Je ne peux m’avancer dans un tel terrain, mais le message que je voudrais porter est que ce n’est pas la première fois que nous faisons face à une épidémie de choléra. Donc on ne devrait pas nier l’évidence, ni penser à des complots, encore moins envers cette maladie qui nous prouve très rapidement qu’elle est bien là. Les signes sont bien visibles, il ne faudrait pas attendre qu’il y ait beaucoup de décès avant de se dire qu’on avait tort.

Qu’est-ce qui selon vous met à mal le plan de riposte du pays ? Devons-nous craindre le pire dans les semaines à venir ?
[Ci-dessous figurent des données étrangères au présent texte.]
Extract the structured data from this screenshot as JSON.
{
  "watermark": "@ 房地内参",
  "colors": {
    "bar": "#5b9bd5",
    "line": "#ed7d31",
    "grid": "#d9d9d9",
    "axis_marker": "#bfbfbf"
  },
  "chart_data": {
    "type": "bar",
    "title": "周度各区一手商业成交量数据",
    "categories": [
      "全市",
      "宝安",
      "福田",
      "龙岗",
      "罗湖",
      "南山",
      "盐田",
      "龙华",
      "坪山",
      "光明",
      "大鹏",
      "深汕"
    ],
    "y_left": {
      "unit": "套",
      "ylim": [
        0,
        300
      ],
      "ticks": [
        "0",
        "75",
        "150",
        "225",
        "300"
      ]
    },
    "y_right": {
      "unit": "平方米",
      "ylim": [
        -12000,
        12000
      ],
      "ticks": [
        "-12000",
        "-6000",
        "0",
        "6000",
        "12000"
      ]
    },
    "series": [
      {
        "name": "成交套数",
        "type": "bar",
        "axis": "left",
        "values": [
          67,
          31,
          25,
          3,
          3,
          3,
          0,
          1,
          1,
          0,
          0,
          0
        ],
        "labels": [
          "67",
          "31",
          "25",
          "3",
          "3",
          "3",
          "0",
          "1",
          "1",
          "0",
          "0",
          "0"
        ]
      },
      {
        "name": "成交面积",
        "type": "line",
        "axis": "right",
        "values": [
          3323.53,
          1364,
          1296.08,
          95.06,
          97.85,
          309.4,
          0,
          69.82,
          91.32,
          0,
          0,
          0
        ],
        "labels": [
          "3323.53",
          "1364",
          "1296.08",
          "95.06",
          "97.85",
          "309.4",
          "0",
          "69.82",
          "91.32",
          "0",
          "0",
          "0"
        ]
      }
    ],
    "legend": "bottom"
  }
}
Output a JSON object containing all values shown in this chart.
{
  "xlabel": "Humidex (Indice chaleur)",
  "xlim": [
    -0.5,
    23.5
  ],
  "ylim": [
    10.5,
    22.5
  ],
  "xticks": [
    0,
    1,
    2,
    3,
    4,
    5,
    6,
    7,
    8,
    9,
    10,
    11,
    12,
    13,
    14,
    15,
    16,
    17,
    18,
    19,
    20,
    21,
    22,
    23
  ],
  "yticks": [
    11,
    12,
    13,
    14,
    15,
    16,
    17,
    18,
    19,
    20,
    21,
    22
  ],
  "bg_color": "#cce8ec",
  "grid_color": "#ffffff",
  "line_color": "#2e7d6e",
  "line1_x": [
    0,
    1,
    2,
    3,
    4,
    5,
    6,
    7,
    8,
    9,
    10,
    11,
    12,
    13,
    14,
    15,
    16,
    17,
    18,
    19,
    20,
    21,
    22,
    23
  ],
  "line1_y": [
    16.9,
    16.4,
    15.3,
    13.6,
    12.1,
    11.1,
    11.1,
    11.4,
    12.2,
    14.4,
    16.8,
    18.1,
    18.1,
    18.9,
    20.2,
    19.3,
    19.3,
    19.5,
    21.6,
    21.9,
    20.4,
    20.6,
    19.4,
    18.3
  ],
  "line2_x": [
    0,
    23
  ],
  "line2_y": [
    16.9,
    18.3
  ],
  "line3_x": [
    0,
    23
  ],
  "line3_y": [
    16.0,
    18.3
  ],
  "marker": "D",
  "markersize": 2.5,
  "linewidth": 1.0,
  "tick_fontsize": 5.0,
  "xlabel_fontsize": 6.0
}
Le plan de riposte est bien établi au ministère de la Santé. Il faut maintenant le mettre en œuvre et mener les activités en suivant ce qui est dit dans le plan. Le ministère de la Santé est bien outillé pour répondre à cette épidémie avec la collaboration des partenaires. En revanche, si la population ne répond pas favorablement à l’appel des techniciens de santé et ne prend pas les précautions qu’il faut, on pourra éviter les décès en milieu hospitalier mais peut-être pas la survenue des cas.

Et donc… ?


Il faut mettre l’accent sur l’éducation de la population sur les risques, les symptômes et l’adoption des mesures préventives qui pourront réduire la propagation de la maladie et améliorer les chances de survie.


Il faudrait ensuite que tous les cas suspects se rendent tôt dans les structures sanitaires les plus proches pour se faire dépister au moindre signe et éviter les complications. Tous les contacts des personnes atteintes, devraient être ouverts aux équipes qui viennent les investiguer, les sensibiliser, désinfecter leurs domiciles et leur donner le médicament de prévention. Du coté sanitaire, une réponse rapide et coordonnée pourra limiter la propagation de la maladie et sauver des vies.